O projeto que prevê um reajuste salarial e um bônus de eficiência para os auditores-fiscais da Receita Federal tem potencial de gerar um efeito dominó de paralisações entre as carreiras do alto escalão da política econômica do país. Após a greve dos servidores do Tesouro Nacional, que já afetou uma série de atividades do órgão, a carreira de planejamento e orçamento do Ministério do Planejamento também ameaça cruzar os braços.

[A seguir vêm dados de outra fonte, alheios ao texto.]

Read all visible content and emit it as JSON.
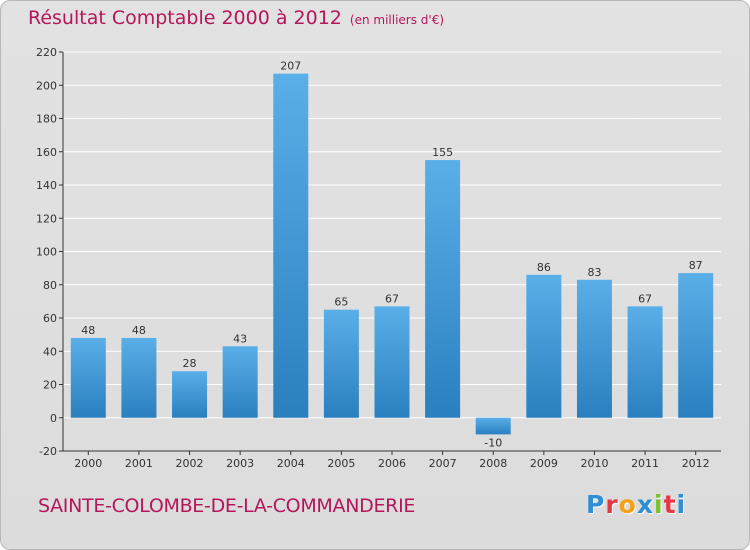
{
  "header": {
    "title": "Résultat Comptable 2000 à 2012",
    "unit": "(en milliers d'€)"
  },
  "footer": {
    "town": "SAINTE-COLOMBE-DE-LA-COMMANDERIE",
    "brand": "Proxiti"
  },
  "colors": {
    "accent": "#b5165a",
    "bar_light": "#5aafe8",
    "bar_dark": "#2a7fbf",
    "axis": "#333333",
    "grid": "#ffffff",
    "logo": [
      "#2e8fd6",
      "#e63946",
      "#f4a11a",
      "#2e8fd6",
      "#7bbf2a",
      "#e63946",
      "#2e8fd6"
    ]
  },
  "chart_data": {
    "type": "bar",
    "title": "Résultat Comptable 2000 à 2012",
    "subtitle": "(en milliers d'€)",
    "xlabel": "",
    "ylabel": "",
    "categories": [
      "2000",
      "2001",
      "2002",
      "2003",
      "2004",
      "2005",
      "2006",
      "2007",
      "2008",
      "2009",
      "2010",
      "2011",
      "2012"
    ],
    "values": [
      48,
      48,
      28,
      43,
      207,
      65,
      67,
      155,
      -10,
      86,
      83,
      67,
      87
    ],
    "data_labels": [
      "48",
      "48",
      "28",
      "43",
      "207",
      "65",
      "67",
      "155",
      "-10",
      "86",
      "83",
      "67",
      "87"
    ],
    "ylim": [
      -20,
      220
    ],
    "yticks": [
      -20,
      0,
      20,
      40,
      60,
      80,
      100,
      120,
      140,
      160,
      180,
      200,
      220
    ],
    "grid": true,
    "legend": "none"
  }
}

Nos últimos anos, as carreiras da cúpula político-econômica do país tiveram tratamento similar do ponto de vista de negociação salarial. Por isso, os servidores estão irritados com o benefício diferenciado para os funcionários da Receita. Para eles, a diferenciação foi um equívoco do governo. Além do reajuste parcelado até 2019, os auditores-fiscais conseguiram enviar ao Congresso um projeto de lei com valorização do plano de carreira da categoria e um bônus de eficiência que sairá de um fundo que reúne parte das multas aplicadas pelos profissionais. Os funcionários do Tesouro e do Planejamento, no entanto, só receberam o reajuste, sem bonificação.
O movimento do Tesouro Nacional já causou mudanças no horário de funcionamento do Tesouro Direto e o adiamento, sem nova data, da divulgação do relatório da dívida pública federal de julho, inicialmente prevista para esta quarta-feira. Os funcionários estão mobilizados e pressionam o ministro da Fazenda fisicamente, na sala contígua ao gabinete de Henrique Meirelles.

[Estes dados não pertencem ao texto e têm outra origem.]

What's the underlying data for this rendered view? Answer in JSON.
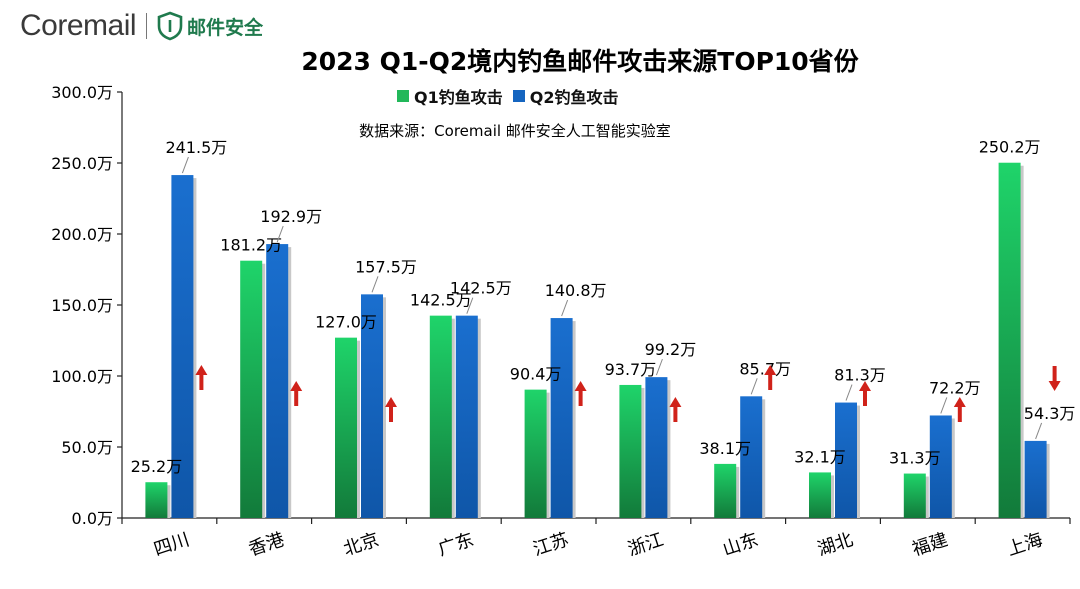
{
  "brand": {
    "wordmark": "Coremail",
    "product": "邮件安全",
    "accent": "#1f7a4d"
  },
  "chart_data": {
    "type": "bar",
    "title": "2023 Q1-Q2境内钓鱼邮件攻击来源TOP10省份",
    "subtitle": "数据来源：Coremail 邮件安全人工智能实验室",
    "unit_suffix": "万",
    "categories": [
      "四川",
      "香港",
      "北京",
      "广东",
      "江苏",
      "浙江",
      "山东",
      "湖北",
      "福建",
      "上海"
    ],
    "series": [
      {
        "name": "Q1钓鱼攻击",
        "color": "#22b85a",
        "values": [
          25.2,
          181.2,
          127.0,
          142.5,
          90.4,
          93.7,
          38.1,
          32.1,
          31.3,
          250.2
        ],
        "labels": [
          "25.2万",
          "181.2万",
          "127.0万",
          "142.5万",
          "90.4万",
          "93.7万",
          "38.1万",
          "32.1万",
          "31.3万",
          "250.2万"
        ]
      },
      {
        "name": "Q2钓鱼攻击",
        "color": "#1565c0",
        "values": [
          241.5,
          192.9,
          157.5,
          142.5,
          140.8,
          99.2,
          85.7,
          81.3,
          72.2,
          54.3
        ],
        "labels": [
          "241.5万",
          "192.9万",
          "157.5万",
          "142.5万",
          "140.8万",
          "99.2万",
          "85.7万",
          "81.3万",
          "72.2万",
          "54.3万"
        ]
      }
    ],
    "trend": [
      "up",
      "up",
      "up",
      "none",
      "up",
      "up",
      "up",
      "up",
      "up",
      "down"
    ],
    "trend_color": "#d0221a",
    "ylim": [
      0,
      300
    ],
    "yticks": [
      0,
      50,
      100,
      150,
      200,
      250,
      300
    ],
    "ytick_labels": [
      "0.0万",
      "50.0万",
      "100.0万",
      "150.0万",
      "200.0万",
      "250.0万",
      "300.0万"
    ],
    "legend_position": "top-center",
    "grid": false
  }
}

Os representantes da carreira de Orçamento chegaram a se reunir com o ministro do Planejamento, Dyogo Oliveira. Na reunião, no entanto, ele teria sinalizado negativamente em relação a um benefício extra para a categoria, uma vez que os servidores já tiveram um reajuste salarial este ano. Com a peça orçamentária de 2017 praticamente pronta desde o início do mês, a capacidade de pressão da categoria fica enfraquecida.
Em contrapartida, no entanto, o governo aceitou discutir uma outra demanda dos servidores: um decreto de regulamentação da carreira, que definirá em termos mais claros itens como carga horária e a contabilização de horas trabalhadas em casa. Com essa expectativa, os representantes da categoria devem segurar o início de uma possível paralisação por mais tempo.
Os secretários do Ministério do Planejamento tentam acalmar os servidores com o argumento de que o projeto que prevê o reajuste para os auditores da Receita ainda está em tramitação, sem data para aprovação. Na prática, no entanto, os parlamentares da Câmara dos Deputados dizem que o governo não interferiu para que a base postergue a aprovação dos aumentos.
No início do ano, o governo chegou a defender reajustes a 14 categorias do funcionalismo público, em um sinal controverso ao mercado num momento de ajuste fiscal. Diante das pressões das categorias, o ministro da secretaria de governo, Geddel Vieira Lima, afirmou ontem que os reajustes dos servidores não dividem a base do governo. Ele disse confiar na autonomia do Congresso Nacional para avaliar o melhor momento para aprovar aumentos, mas ponderou que essa é a hora de dar sinalizações claras à sociedade de que há uma preocupação do governo com a questão fiscal.
— Não vamos criar falsa polêmica de que reajuste divide ou não a base do governo. Na minha avaliação, o que está no Congresso vai ser votado e o que está para ser discutido o será à luz da realidade fiscal, depois que nós aprovarmos as medidas que forem necessários. Não tem polêmica, não tem divisão de base.
COMISSÃO ESPECIAL
Na Terça-feira, o projeto dos auditores-fiscais deu mais passo na Câmara e teve uma comissão especial instalada para análise do mérito. Agora, devem ser escolhidos o presidente e o relator do projeto. Mesmo assim, os servidores continuam mobilizados e têm retido, duas vezes na semana, todas as cargas que chegam nos portos, aeroportos e zonas de fronteira durante dois dias na semana. A intenção é prosseguir com o movimento até que a proposta seja votada.
Além do projeto que prevê o reajuste aos auditores fiscais, outras cinco categorias conseguiram pressionar o governo por um reajuste: polícia federal, polícia rodoviária federal, peritos federais agrários, servidores da carreira de políticas sociais e carreiras do Departamento Nacional de Infraestrutura de Transportes (DNIT). No total, os dois projetos devem ter um impacto estimado pelos técnicos da Câmara em R$ 11,5 bilhões (contando com o bônus dos servidores da Receita).